Geoff Chappell, Software Analyst
A classic event provider calls this function from within a notification callback to retrieve a handle to the event tracing session that is the subject of the notification.
TRACEHANDLE EtwGetTraceLoggerHandle (PVOID Buffer);
The Buffer is the address of a WNODE_HEADER that the provider has received as the callback routine’s Buffer argument. The provider will have set the callback routine as the RequestAddress argument when registering through the EtwRegisterTraceGuids function.
The function returns a 64-bit trace handle for success, else INVALID_HANDLE_VALUE (cast to the TRACEHANDLE type).
On failure, a non-zero Win32 error code will have been set as the thread’s last error and may be retrieved through such functions as GetLastError.
The EtwGetTraceLoggerHandle function is exported by name from NTDLL in version 5.2 and higher. It has higher-level availability as a forward from the ADVAPI32 export GetTraceLoggerHandle in its versions 5.2 and higher.
This note is concerned only with the function as implemented in NTDLL version 5.2 and higher. The earlier implementations in ADVAPI32 versions 5.0 and 5.1 are left for separate treatment some other time.
The EtwGetTraceLoggerHandle function is not documented. Well-behaved user-mode software would call the documented GetTraceLoggerHandle function instead. Note, however, that a strict reading of Microsoft’s documentation prohibits calling the higher-level function, but not the lower-level, from a DllMain routine. For some hint that Microsoft has experience either of or closely related to this point, see the cautionary note about the loader lock in Microsoft’s documentation of the WMIDPREQUEST callback function.
This function lets the event provider extract the TRACEHANDLE from the HistoricalContext member of the WNODE_HEADER without having to depend on being given specifically a WNODE_HEADER. NTDLL creates this structure expressly for the callback routine. The structure does not outlive the routine. It also does not continue with more data. Indeed, it contains little that is meaningful and is best treated as opaque.
That said, while talking of implementation details, note that in the expected circumstances, i.e., during the callback routine, this TRACEHANDLE as put in the WNODE_HEADER is actually a TRACE_ENABLE_CONTEXT and therefore contains the logger ID and the logger’s enable flags and level. It is arguably only for learning these last two that the provider needs the handle—as if this function’s intended, and perhaps only, use is as preparation for calling the EtwGetTraceEnableFlags and EtwGetTraceEnableLevel functions.
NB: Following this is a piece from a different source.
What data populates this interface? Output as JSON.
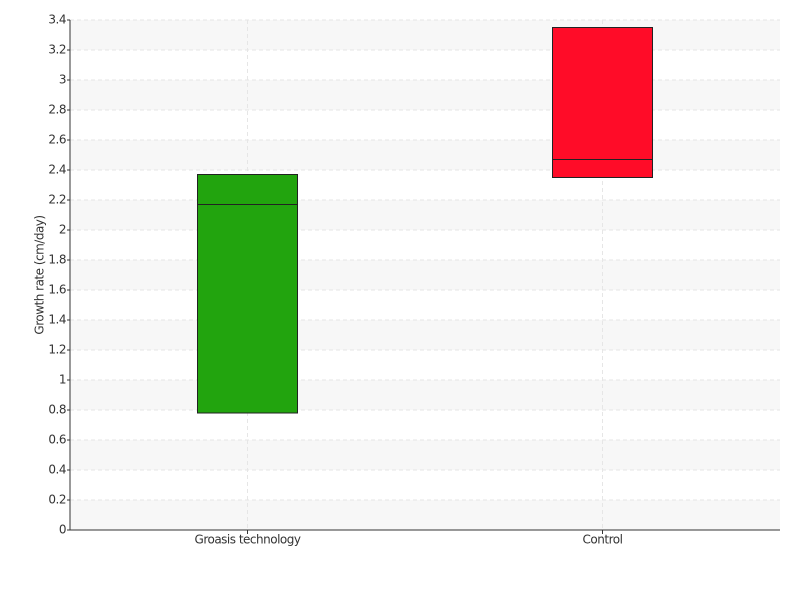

If Buffer is NULL, the function fails, with ERROR_INVALID_PARAMETER as its error code. The function also fails, but with ERROR_BAD_LENGTH as its error code, if the BufferSize member of the presumed WNODE_HEADER is not at least the size of a WNODE_HEADER.
As always for a TRACEHANDLE, the low 16 bits are the logger ID. Except that 0xFFFF conventionally represents the NT Kernel Logger, the logger ID is a 0-based index into the kernel’s list of loggers and must be less than MAXLOGGERS (64 in the applicable versions, at least to the original Windows 10), else the function fails, with ERROR_INVALID_HANDLE as its error code.